In summary, current evidence would suggest the following principles to surgeons performing RP to facilitate early and long-term urinary continence include

  • Avoiding overdissection of the apical musculature and skeletonizing the urethra

  • Maintaining maximal urethral length without compromising cancer control (this also avoids foreshortening or bunching of a long urethra by sutures placed too deeply, akin to a closed concertina effect)

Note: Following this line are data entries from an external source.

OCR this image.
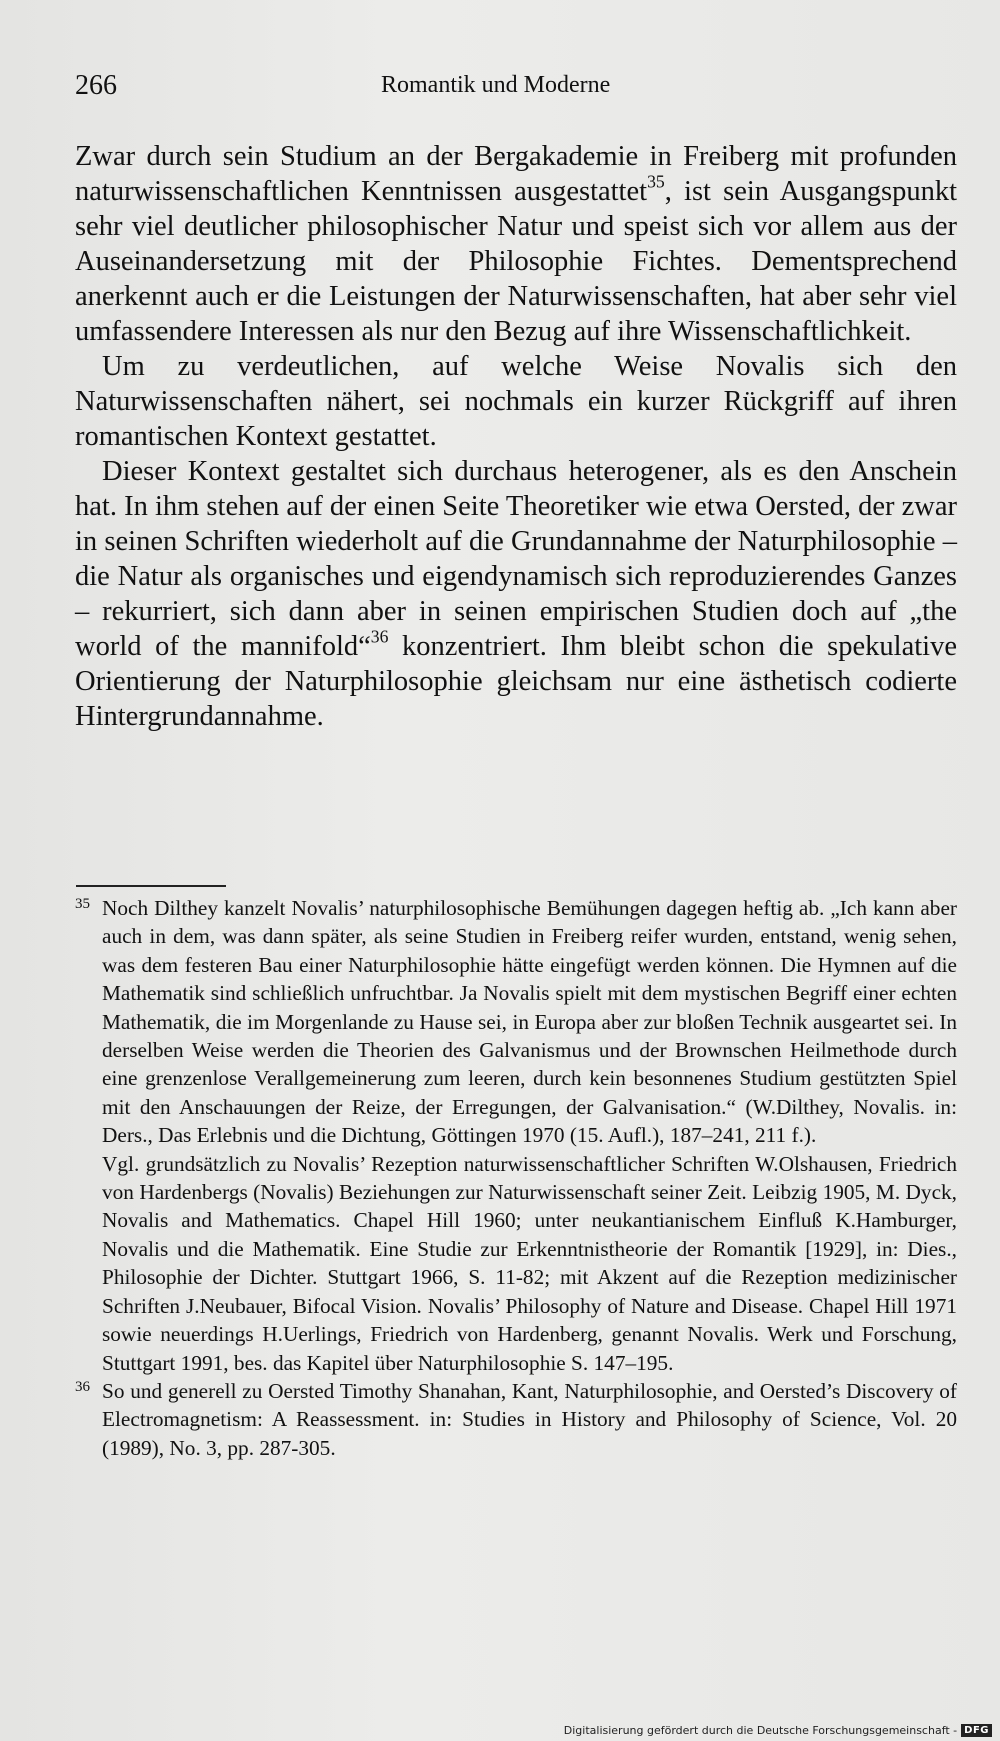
266	Romantik und Moderne

Zwar durch sein Studium an der Bergakademie in Freiberg mit profunden naturwissenschaftlichen Kenntnissen ausgestattet$^{35}$, ist sein Ausgangspunkt sehr viel deutlicher philosophischer Natur und speist sich vor allem aus der Auseinandersetzung mit der Philosophie Fichtes. Dementsprechend anerkennt auch er die Leistungen der Naturwissenschaften, hat aber sehr viel umfassendere Interessen als nur den Bezug auf ihre Wissenschaftlichkeit.

Um zu verdeutlichen, auf welche Weise Novalis sich den Naturwissenschaften nähert, sei nochmals ein kurzer Rückgriff auf ihren romantischen Kontext gestattet.

Dieser Kontext gestaltet sich durchaus heterogener, als es den Anschein hat. In ihm stehen auf der einen Seite Theoretiker wie etwa Oersted, der zwar in seinen Schriften wiederholt auf die Grundannahme der Naturphilosophie – die Natur als organisches und eigendynamisch sich reproduzierendes Ganzes – rekurriert, sich dann aber in seinen empirischen Studien doch auf „the world of the mannifold“$^{36}$ konzentriert. Ihm bleibt schon die spekulative Orientierung der Naturphilosophie gleichsam nur eine ästhetisch codierte Hintergrundannahme.

35 Noch Dilthey kanzelt Novalis’ naturphilosophische Bemühungen dagegen heftig ab. „Ich kann aber auch in dem, was dann später, als seine Studien in Freiberg reifer wurden, entstand, wenig sehen, was dem festeren Bau einer Naturphilosophie hätte eingefügt werden können. Die Hymnen auf die Mathematik sind schließlich unfruchtbar. Ja Novalis spielt mit dem mystischen Begriff einer echten Mathematik, die im Morgenlande zu Hause sei, in Europa aber zur bloßen Technik ausgeartet sei. In derselben Weise werden die Theorien des Galvanismus und der Brownschen Heilmethode durch eine grenzenlose Verallgemeinerung zum leeren, durch kein besonnenes Studium gestützten Spiel mit den Anschauungen der Reize, der Erregungen, der Galvanisation.“ (W.Dilthey, Novalis. in: Ders., Das Erlebnis und die Dichtung, Göttingen 1970 (15. Aufl.), 187–241, 211 f.).

Vgl. grundsätzlich zu Novalis’ Rezeption naturwissenschaftlicher Schriften W.Olshausen, Friedrich von Hardenbergs (Novalis) Beziehungen zur Naturwissenschaft seiner Zeit. Leibzig 1905, M. Dyck, Novalis and Mathematics. Chapel Hill 1960; unter neukantianischem Einfluß K.Hamburger, Novalis und die Mathematik. Eine Studie zur Erkenntnistheorie der Romantik [1929], in: Dies., Philosophie der Dichter. Stuttgart 1966, S. 11-82; mit Akzent auf die Rezeption medizinischer Schriften J.Neubauer, Bifocal Vision. Novalis’ Philosophy of Nature and Disease. Chapel Hill 1971 sowie neuerdings H.Uerlings, Friedrich von Hardenberg, genannt Novalis. Werk und Forschung, Stuttgart 1991, bes. das Kapitel über Naturphilosophie S. 147–195.

36 So und generell zu Oersted Timothy Shanahan, Kant, Naturphilosophie, and Oersted’s Discovery of Electromagnetism: A Reassessment. in: Studies in History and Philosophy of Science, Vol. 20 (1989), No. 3, pp. 287-305.

Digitalisierung gefördert durch die Deutsche Forschungsgemeinschaft - DFG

  • Nerve-sparing approach where oncologically safe

  • Bladder neck sparing where feasible or bladder neck reconstruction to prevent funneling of a patulous bladder neck

Conclusions

In the current literature, there is a paucity of studies that can accurately answer the exact anatomic and physiologic etiologies of postprostatectomy urinary incontinence. The aim of urologic surgeons performing an RP should be to reduce the rate of postoperative incontinence rather than an attempt to treat it once it has occurred. Further studies aimed at providing a detailed anatomic map of the pelvic anatomy related to continence will help improve surgical techniques and reduce postoperative incontinence, which continues to be a significant cause of postoperative morbidity in patients undergoing an RP.

Main Points.

  • All patients undergoing a radical prostatectomy (RP) using any surgical approach (open, laparoscopic, or robotic) are at risk of developing postprostatectomy urinary incontinence.

  • Incontinence after RP can broadly be divided into two causes: urethral and detrusor. Urethral causes of incontinence have been found to be a result of either urethral sphincter incompetence, changes in urethral length, or postoperative strictures.

  • Nerve-sparing as compared with non-nerve-sparing surgery significantly contributed to increased rates of postoperative continence at 6 months due to preserved innervation of the rhabdosphincter.

  • Urethral length also appears to be an important predictor of and factor in postoperative incontinence.

  • It is likely that the combination of intraoperative nerve and neurovascular damage has effects on both the detrusor and ureteric function, and this combination results in varying degrees of incontinence, depending on the amount of neurovascular involvement.

Footnotes

The authors report no real or apparent conflict of interest.